Not gonna lie, I was nervous but things are looking good!!! The grass that has come through actually needs to be cut already. Just tying to figure out a plan of action since some sand is still loose and I don't want to destroy my reel. ************ is easy though so no big deal. And I am replacing my reel and bed knife after this season so 🤷🏻‍♂️


----------



## driver_7 (Jun 28, 2018)

Looks awesome, @Txmx583! I agree with above that you'll be golden by season end. I can't wait to see the finished product when it's filled in. Nice job on the first level!


----------



## Txmx583 (Jun 8, 2017)

717driver said:


> Looks awesome, @Txmx583! I agree with above that you'll be golden by season end. I can't wait to see the finished product when it's filled in. Nice job on the first level!

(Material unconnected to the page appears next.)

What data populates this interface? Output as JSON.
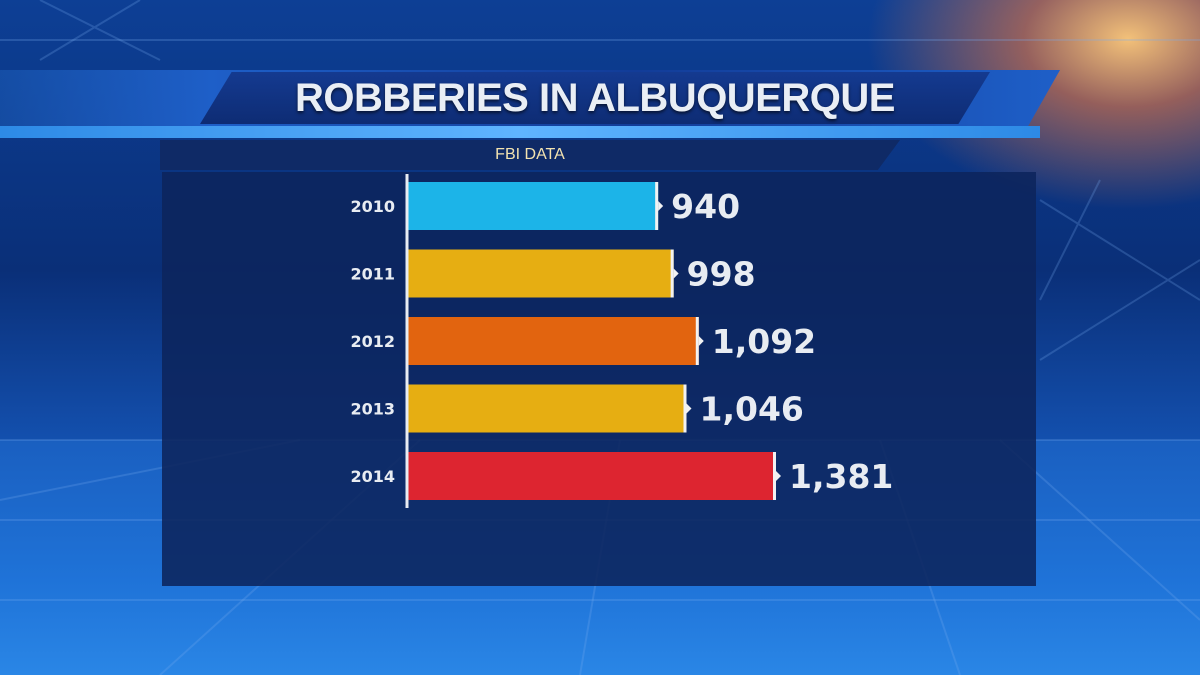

Thanks!!! I'll be sure to post pics when it's all grown in and back in shape.


----------



## SwBermuda (Jun 9, 2019)

I'll semi hi-jack this post, but since it's about leveling I think we will be alright. I'm going to level early next growing season, but I have a couple areas that are significantly higher or lower than the majority of the lawn. Significantly meaning a couple inches. maybe 2-3 inches higher than the average level of the lawn and the low spots, 2-3 inches lower where when I run the sprinklers water will pool there.

Would you start to spot level some of these areas now are just knock it all out when I level in the spring?


----------



## drewwitt (Jun 25, 2018)

El Paso...I bet your clear to do the big areas.

For the high spots, you might consider digging up the sod, putting top soil in to bring it up, put the sod back, then sand level that area so you don't have to do dramatic sanding. Probably won't completely heal this season but you'll be ahead of the game in that area come spring.

I did the same last year, and by May it was perfect and seamless. I just lowered a high spot last week. I'm expecting it to start recovering but not complete this year. That's fine with me as the elevation change was 4"


----------



## SwBermuda (Jun 9, 2019)

appreciate the response @drewwitt. Guess it is time to get to scalping!


----------



## smusgrav (Oct 31, 2018)

Where did you get the sand? I live in Roanoke as well!


----------



## Txmx583 (Jun 8, 2017)

smusgrav said:


> Where did you get the sand? I live in Roanoke as well!


I got mine from Lowery sand and gravel. They were the cheapest by a descent amount. Ordered it Thursday and had it in the driveway Friday morning. 6 yards for $315. Wasn't too bad.


----------



## Txmx583 (Jun 8, 2017)

16 days in since the level. New wide angle iPhone lens is pretty dope.


----------



## Bmossin (May 31, 2018)

I used Lowery when I did mine. The quality was great as was the price I thought.


----------



## Txmx583 (Jun 8, 2017)

Back yard is growing fast!!! Still in the mid 90's. I still have a little over a yard of sand left, going to throw a little more out for the spots that are low again.


----------



## Txmx583 (Jun 8, 2017)

Coming along! I don't know if it will completely fill in by winter as temps are finally getting below 90*. But I'm really happy with the results so far and I'm not worried about it.


----------



## david_ (Aug 22, 2019)

Looks great! I'm doing my bermuda backyard in the spring. 8k sq ft. gonna be fun!


----------



## Txmx583 (Jun 8, 2017)

david_ said:


> Looks great! I'm doing my bermuda backyard in the spring. 8k sq ft. gonna be fun!


Nice!! Post some pics when you do! Going to be awesome!


----------



## Txmx583 (Jun 8, 2017)

Continuing to improve, but the temps at night are starting to drop so I think the growing will slow down dramatically now.


----------



## Redtwin (Feb 9, 2019)

Filling in nicely... thanks for the update pics.


----------



## JRS 9572 (May 28, 2018)

@Txmx583 this is proof. Bermuda is the toughest grass known to man kind. You can bury it in sand. Over spray some round up. "It ain't goin' down!" Awesome back yard!


----------



## Txmx583 (Jun 8, 2017)

JRS 9572 said:


> @Txmx583 this is proof. Bermuda is the toughest grass known to man kind. You can bury it in sand. Over spray some round up. "It ain't goin' down!" Awesome back yard!


Thanks man!!! It's getting there for sure!!


----------



## dfw_pilot (Jan 28, 2017)

Looks great and nice work.

Put me in the camp that _doesn't care_ you started late in the season. If it doesn't fully green up by season end, I say, "Who cares?" It will be pretty level next spring, and you got it done in cooler temps, so kudos.


----------



## Txmx583 (Jun 8, 2017)

dfw_pilot said:


> Looks great and nice work.
> 
> Put me in the camp that _doesn't care_ you started late in the season. If it doesn't fully green up by season end, I say, "Who cares?" It will be pretty level next spring, and you got it done in cooler temps, so kudos.


Thanks man!! I appreciate it!! For my first attempt I'm really happy with the progress 👍🏻


----------



## Thimitri (Oct 28, 2019)

Amazing!!! When I saw your first pic, I thought the grass was done!!!

I'm new here so I'm watching and learning..

Thanks for sharing this..


----------



## luckybb (Oct 15, 2019)

Looks great! From the first pic you posted to now, it is really an inspiring journey to witness. I plan to level when the spring comes, it is too cold now


----------